Some statisticians recommend using different tests for different ranges of sample sizes. The idea is to use tests with more power for smaller sample sizes. This would avoid using powerful tests for large sample sizes which reject the assumption of normality due to unimportant discrepancies. One must be cautioned in this approach because there is no one test which is most powerful in all cases. As the type of departure changes so do the powers of each of the normality test statistics. It is recommended, when using MVPstats, to simply run all tests and examine the results and make comparisons.
Anderson-Darling and Shapiro-Wilk can be examined first, even with larger sample sizes, and if it passes with large sample sizes, the population from which the data set was drawn is probably very close to normal.
Lin-Mudholkar can be examined next and comparisons can be made with Anderson-Darling. Rejection by Lin-Mudholkar and not by Anderson-Darling may mean your distribution is skewed. On the other hand, Lin-Mudholkar is not sensitive to non-normal symmetrical distributions, so comparison is needed with Anderson-Darling.
Anderson-Darling and the Lin-Mudholkar tests when used together may provide some clues for the type of departure from normality as follows:
The Skewness and Kurtosis indices can then be examined. As mentioned previously, these statistics can provide clues as to why other procedures rejected the assumption of normality, but are generally weak for small sample sizes.
Sometimes, histograms will visually portray why the assumption of normality was rejected or the reasonableness of the normality assumption.
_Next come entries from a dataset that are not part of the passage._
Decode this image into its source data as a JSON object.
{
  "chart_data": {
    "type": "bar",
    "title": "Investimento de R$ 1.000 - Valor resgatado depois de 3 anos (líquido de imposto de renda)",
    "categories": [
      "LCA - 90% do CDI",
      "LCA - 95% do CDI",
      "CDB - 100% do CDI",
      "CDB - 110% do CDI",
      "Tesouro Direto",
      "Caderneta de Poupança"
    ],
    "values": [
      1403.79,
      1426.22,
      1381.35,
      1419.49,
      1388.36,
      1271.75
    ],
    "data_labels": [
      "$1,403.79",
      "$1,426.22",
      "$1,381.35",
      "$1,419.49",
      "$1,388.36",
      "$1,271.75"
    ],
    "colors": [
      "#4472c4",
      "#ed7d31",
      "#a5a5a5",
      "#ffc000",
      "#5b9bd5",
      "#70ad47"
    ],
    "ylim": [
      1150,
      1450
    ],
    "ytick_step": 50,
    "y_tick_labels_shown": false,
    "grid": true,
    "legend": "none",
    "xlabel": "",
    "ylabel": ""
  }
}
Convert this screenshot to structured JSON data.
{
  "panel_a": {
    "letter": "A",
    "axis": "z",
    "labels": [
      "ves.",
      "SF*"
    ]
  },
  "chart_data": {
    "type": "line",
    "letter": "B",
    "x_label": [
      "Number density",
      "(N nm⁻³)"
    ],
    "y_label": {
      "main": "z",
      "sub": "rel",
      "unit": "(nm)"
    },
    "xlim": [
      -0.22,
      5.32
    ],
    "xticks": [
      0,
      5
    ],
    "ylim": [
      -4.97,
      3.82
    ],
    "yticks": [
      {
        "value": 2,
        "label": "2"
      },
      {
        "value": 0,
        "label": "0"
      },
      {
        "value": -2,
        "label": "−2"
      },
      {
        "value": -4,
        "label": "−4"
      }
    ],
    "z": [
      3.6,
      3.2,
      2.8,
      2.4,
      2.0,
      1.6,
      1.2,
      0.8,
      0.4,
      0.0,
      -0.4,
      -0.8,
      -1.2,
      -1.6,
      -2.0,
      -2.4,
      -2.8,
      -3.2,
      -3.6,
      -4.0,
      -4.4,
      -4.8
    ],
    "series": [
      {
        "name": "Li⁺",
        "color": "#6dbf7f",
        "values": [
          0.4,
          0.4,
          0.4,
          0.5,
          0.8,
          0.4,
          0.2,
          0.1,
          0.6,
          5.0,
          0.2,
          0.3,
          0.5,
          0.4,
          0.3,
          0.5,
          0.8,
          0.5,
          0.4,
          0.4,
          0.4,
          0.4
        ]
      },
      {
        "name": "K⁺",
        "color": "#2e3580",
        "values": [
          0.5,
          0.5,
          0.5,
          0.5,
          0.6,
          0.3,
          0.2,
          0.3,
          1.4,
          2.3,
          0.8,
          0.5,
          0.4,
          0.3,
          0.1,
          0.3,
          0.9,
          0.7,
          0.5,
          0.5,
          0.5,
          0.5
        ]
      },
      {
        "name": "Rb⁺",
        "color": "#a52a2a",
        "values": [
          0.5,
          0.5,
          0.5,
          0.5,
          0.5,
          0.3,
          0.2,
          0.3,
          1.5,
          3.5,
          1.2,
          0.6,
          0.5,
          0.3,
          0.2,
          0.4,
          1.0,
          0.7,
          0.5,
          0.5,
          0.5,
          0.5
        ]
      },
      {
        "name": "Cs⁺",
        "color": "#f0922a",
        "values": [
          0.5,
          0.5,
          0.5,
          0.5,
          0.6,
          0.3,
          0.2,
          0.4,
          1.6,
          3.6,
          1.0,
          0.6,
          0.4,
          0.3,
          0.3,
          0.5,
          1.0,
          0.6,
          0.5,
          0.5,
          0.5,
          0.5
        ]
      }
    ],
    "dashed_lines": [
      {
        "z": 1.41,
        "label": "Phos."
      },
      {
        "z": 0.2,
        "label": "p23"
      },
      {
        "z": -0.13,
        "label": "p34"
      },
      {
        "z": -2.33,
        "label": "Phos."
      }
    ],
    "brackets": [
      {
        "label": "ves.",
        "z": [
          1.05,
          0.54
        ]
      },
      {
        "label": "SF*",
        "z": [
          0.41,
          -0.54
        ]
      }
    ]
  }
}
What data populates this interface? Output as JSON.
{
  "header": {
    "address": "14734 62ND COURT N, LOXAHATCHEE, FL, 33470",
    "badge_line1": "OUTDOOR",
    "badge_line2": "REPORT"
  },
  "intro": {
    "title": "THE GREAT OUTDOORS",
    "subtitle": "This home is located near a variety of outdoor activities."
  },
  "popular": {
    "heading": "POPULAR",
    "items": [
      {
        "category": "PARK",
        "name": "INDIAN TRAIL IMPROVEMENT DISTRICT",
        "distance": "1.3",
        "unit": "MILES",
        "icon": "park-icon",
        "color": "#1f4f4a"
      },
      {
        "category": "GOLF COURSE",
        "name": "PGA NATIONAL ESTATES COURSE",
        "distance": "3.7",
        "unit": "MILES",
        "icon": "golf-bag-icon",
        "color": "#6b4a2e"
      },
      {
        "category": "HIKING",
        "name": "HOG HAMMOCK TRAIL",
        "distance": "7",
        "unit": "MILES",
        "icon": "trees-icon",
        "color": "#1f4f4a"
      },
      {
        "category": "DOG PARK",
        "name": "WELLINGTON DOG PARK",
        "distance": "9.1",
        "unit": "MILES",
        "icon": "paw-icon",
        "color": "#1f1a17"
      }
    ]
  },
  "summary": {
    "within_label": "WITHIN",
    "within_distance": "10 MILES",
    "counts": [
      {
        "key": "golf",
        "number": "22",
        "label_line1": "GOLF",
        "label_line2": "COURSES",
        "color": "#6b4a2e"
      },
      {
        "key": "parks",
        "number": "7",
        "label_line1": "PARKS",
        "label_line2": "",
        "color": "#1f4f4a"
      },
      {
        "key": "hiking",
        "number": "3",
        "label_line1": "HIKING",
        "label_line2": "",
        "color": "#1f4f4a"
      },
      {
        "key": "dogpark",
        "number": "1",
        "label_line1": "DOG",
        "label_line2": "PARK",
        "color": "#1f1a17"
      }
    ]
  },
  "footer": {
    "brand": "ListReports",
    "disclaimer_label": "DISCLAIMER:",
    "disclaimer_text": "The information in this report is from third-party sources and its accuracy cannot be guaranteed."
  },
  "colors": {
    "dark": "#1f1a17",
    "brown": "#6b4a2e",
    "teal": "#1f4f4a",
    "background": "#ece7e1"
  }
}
Many of the tests for normality will fail when you have inadequate measurement resolution. If your histogram displays only two intervals for your sample, you will not pass the tests found in MVPstats. This DOES NOT mean that you do not have an underlying normal distribution, it means you do not have any ability to judge what kind of distribution you have. You will get into trouble when you drop down to only two or three intervals in attempting to determine what type of underlying distribution you have.
If the data are time ordered, a run chart or X-chart should also be examined to check for lack of stability. This should be done before any distributional test is conducted.
A final caution, the reasonableness of the assumption of normality should be checked. A data set with a sample of size 40, easily passed Anderson-Darling, Lin-Mudholkar, and the Skewness and Kurtosis tests. It had a mean of 5150 and a standard deviation of 2054. But notice that three standard deviations below the mean is equal to -1012. Since these values come from a process that is impossible to fall below zero, the assumption of normality is not reasonable.